08 agosto, 2006

Quilla

Veo en Oxapampa a Quilla plena de sí misma, y tomo el colectivo hacia Chanchamayo. Por el camino es noche tropical cerrada y la imagen etérea de la reina nocturna me persigue pegada a la ventanilla, flotando sobre los montes de selva, sobre los ríos que hablan, sobre las quebradas de misterio. Apenas una nubecilla desflecada y clara oculta la imagen grisácea del zorro amado, pero sólo en parte, sólo fugazmente.

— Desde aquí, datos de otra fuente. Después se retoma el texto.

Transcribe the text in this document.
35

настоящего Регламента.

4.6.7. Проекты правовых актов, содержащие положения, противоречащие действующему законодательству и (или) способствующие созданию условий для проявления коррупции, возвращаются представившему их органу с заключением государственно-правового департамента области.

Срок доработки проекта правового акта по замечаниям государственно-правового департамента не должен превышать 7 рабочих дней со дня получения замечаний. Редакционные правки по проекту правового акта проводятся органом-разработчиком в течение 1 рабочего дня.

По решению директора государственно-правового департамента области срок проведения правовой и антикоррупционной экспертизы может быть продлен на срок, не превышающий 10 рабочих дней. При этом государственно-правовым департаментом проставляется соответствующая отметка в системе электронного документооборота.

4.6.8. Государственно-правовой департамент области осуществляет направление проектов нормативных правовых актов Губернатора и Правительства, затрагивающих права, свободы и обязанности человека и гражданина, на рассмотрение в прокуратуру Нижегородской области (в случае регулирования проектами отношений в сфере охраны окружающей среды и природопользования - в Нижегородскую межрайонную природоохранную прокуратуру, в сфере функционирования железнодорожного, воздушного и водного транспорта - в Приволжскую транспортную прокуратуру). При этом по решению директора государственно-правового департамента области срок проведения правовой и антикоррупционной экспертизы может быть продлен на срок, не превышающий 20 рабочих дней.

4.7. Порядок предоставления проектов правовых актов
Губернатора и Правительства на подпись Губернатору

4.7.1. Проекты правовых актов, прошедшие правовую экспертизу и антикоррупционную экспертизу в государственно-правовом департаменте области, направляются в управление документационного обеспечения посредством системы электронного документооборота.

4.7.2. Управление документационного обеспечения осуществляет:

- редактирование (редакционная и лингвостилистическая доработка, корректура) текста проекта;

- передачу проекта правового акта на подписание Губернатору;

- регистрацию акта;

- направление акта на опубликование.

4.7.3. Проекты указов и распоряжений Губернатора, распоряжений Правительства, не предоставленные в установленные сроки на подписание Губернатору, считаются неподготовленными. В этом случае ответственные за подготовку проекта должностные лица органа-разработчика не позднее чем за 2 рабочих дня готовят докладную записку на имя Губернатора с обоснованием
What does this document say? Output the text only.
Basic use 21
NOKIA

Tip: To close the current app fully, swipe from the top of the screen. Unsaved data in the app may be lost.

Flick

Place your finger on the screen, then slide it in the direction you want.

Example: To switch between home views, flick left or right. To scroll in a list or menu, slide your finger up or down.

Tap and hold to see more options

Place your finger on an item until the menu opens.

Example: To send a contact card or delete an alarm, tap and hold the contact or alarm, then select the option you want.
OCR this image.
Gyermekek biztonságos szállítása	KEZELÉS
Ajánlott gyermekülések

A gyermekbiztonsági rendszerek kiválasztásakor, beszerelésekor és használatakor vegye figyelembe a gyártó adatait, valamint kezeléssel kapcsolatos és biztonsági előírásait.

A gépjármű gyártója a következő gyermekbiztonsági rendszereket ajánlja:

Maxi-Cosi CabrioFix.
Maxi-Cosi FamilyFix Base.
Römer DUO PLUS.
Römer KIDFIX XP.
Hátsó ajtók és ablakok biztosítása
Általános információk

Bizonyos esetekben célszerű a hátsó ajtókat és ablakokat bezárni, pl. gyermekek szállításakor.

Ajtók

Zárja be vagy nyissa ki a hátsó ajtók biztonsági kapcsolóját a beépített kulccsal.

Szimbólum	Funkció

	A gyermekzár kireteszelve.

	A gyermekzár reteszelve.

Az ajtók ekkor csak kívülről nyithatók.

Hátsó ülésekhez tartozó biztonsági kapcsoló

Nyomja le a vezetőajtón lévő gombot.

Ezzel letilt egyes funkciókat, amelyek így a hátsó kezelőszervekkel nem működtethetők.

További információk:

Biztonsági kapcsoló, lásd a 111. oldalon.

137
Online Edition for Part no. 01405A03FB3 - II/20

Llego a Chanchamayo y Quilla sigue completa, oronda y brillante, y por un instante percibo que la imagen argéntea de la reina la verán en este mismo instante, idéntica en detalles, igual como la misma gota de la misma realidad, sobre Huánaco, sobre Lima, sobre Ucla, sobre la Montaña Vieja, y uno ve de pronto a Quilla en la Alameda, sobre la Catedral, en el Pinar, en el monte de Guijosa, y percibo por un instante la unidad del mundo, la ubicuidad de la realidad, la unicidad de la existencia misma. Es entonces cuando me da por pensar que los humanos atravesamos los dominios de la luna ignorantes de su reinado, ignorantes de la magnitud de su mundo que es el nuestro, ignorantes, en fin. Los humanos, pobres humanos, siempre tan rápidos, siempre muchísimo más rápidos, que la sucesión de los días y de las noches, que los retazos volanderos de las nubes, que el aire eterno y ascendente de una selva.